Dando meu gêmeo
LarLar > Notícias > Dando meu gêmeo

Dando meu gêmeo

Jun 21, 2023

Por Jean Garnet

Você vai se casar e é claro que tenho sentimentos sobre isso. Acho que posso ir assistir TV.

Estou apenas começando a conhecer seu homem. Ele é de outro país, um carpinteiro com olhos rápidos sob pálpebras sonolentas. Gosto do jeito dele de olhar para o lado e pronunciar a primeira sílaba, e da risada lenta que sai dele em curvas desanimadoras. Você se conheceu naquele primeiro verão de COVID, através do amigo em cuja casa você estava hospedado para dar um tempo na minha. “Maldito apaixonado” foi como você descreveu alguns meses depois, parado na minha cozinha. Ele construiu uma cama para você.

Há dez anos, no meu casamento com N., mamãe e papai me levaram juntos até o altar, um de cada lado. Eu presumi que você iria querer o mesmo. Mas não: você me pediu para entregá-lo.

Preciso escrever meu discurso. Mantenha-o animado e simples, dizem as pessoas. Seja engraçado, mas não exagere; seja sincero, mas não fique muito pesado. No início deste ano, fiz um brinde no casamento de um velho amigo. Eu estava ansioso por ficar de pé na frente das pessoas, mas a redação do discurso não foi difícil; Pude ver, com bastante clareza, meu amigo e nossa história compartilhada, a forma dela, e as palavras vieram facilmente horas antes do jantar de ensaio. Considerando que esta tarefa está me atormentando.

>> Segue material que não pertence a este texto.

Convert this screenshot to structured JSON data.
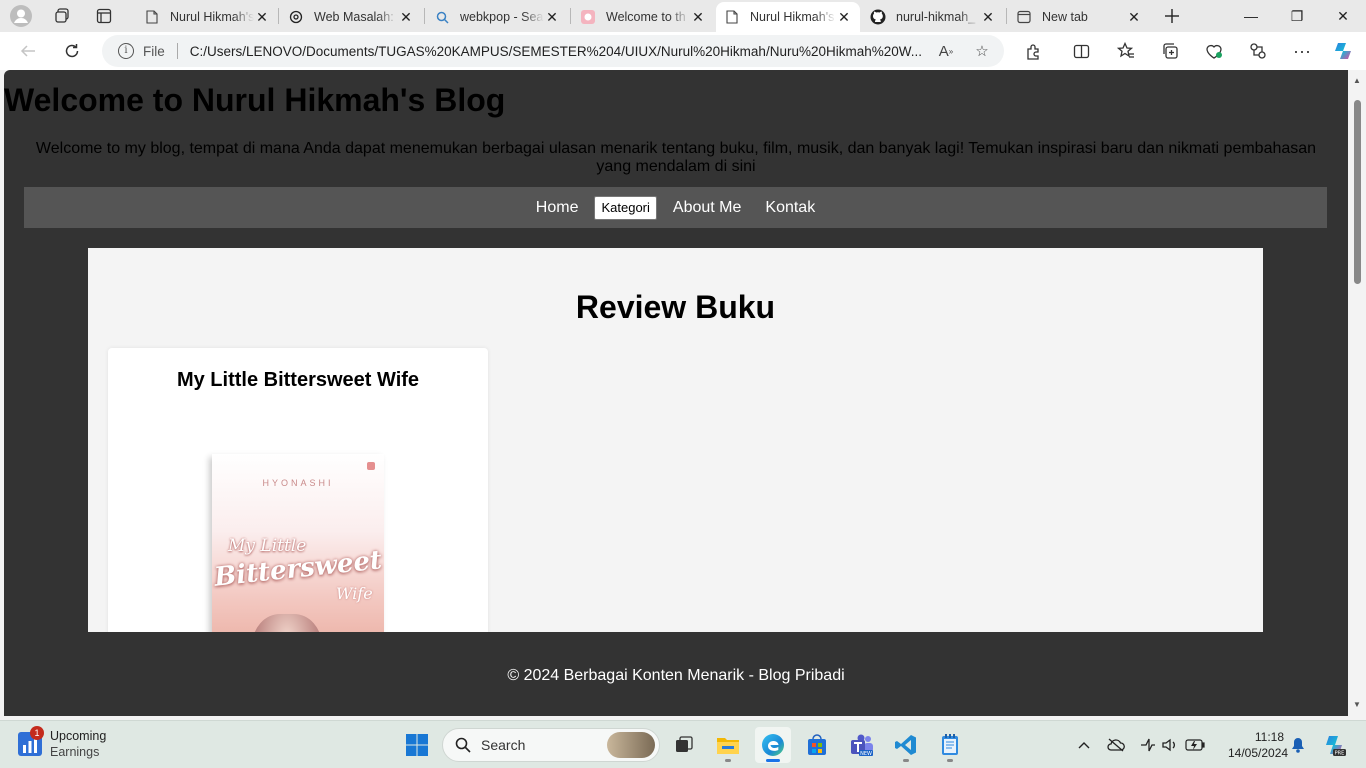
{
  "browser": {
    "tabs": [
      {
        "title": "Nurul Hikmah's",
        "favicon": "document-icon"
      },
      {
        "title": "Web Masalah: I",
        "favicon": "chatgpt-icon"
      },
      {
        "title": "webkpop - Sea",
        "favicon": "search-icon"
      },
      {
        "title": "Welcome to th",
        "favicon": "app-icon"
      },
      {
        "title": "Nurul Hikmah's",
        "favicon": "document-icon",
        "active": true
      },
      {
        "title": "nurul-hikmah_",
        "favicon": "github-icon"
      },
      {
        "title": "New tab",
        "favicon": "newtab-icon"
      }
    ],
    "address": {
      "scheme_label": "File",
      "url": "C:/Users/LENOVO/Documents/TUGAS%20KAMPUS/SEMESTER%204/UIUX/Nurul%20Hikmah/Nuru%20Hikmah%20W..."
    },
    "window_controls": {
      "minimize": "—",
      "restore": "❐",
      "close": "✕"
    }
  },
  "page": {
    "title": "Welcome to Nurul Hikmah's Blog",
    "intro": "Welcome to my blog, tempat di mana Anda dapat menemukan berbagai ulasan menarik tentang buku, film, musik, dan banyak lagi! Temukan inspirasi baru dan nikmati pembahasan yang mendalam di sini",
    "nav": {
      "home": "Home",
      "kategori": "Kategori",
      "about": "About Me",
      "kontak": "Kontak"
    },
    "section_title": "Review Buku",
    "card": {
      "title": "My Little Bittersweet Wife",
      "cover_author": "HYONASHI",
      "cover_line1": "My Little",
      "cover_line2": "Bittersweet",
      "cover_line3": "Wife"
    },
    "footer": "© 2024 Berbagai Konten Menarik - Blog Pribadi"
  },
  "taskbar": {
    "widget": {
      "badge": "1",
      "line1": "Upcoming",
      "line2": "Earnings"
    },
    "search_label": "Search",
    "clock": {
      "time": "11:18",
      "date": "14/05/2024"
    }
  },
  "colors": {
    "page_bg": "#333333",
    "nav_bg": "#555555",
    "panel_bg": "#f4f4f4"
  }
}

Breve, delimitado, de despedida segura, como forma de discurso de casamento, talvez não seja adequado ao relacionamento entre gêmeos, que é ao mesmo tempo totalizante e ambivalente. Mas, realmente, que forma poderia ser? Poderíamos olhar para o “objeto oblongo de terracota com ângulos arredondados e duas cavidades em cada extremidade” que Alessandra Piontelli, uma psicoterapeuta italiana, observou uma dupla de crianças de cinco anos segurando em uma aldeia da África Ocidental em 2000. Era o costume lá , afirma Piontelli, para conjuntos de gêmeos jovens carregarem um desses o tempo todo, usando-o como coleira um para o outro e comendo suas refeições em suas cavidades até os sete anos de idade, quando o objeto seria quebrado em dois e cada gêmeo poderiam seguir seu próprio caminho.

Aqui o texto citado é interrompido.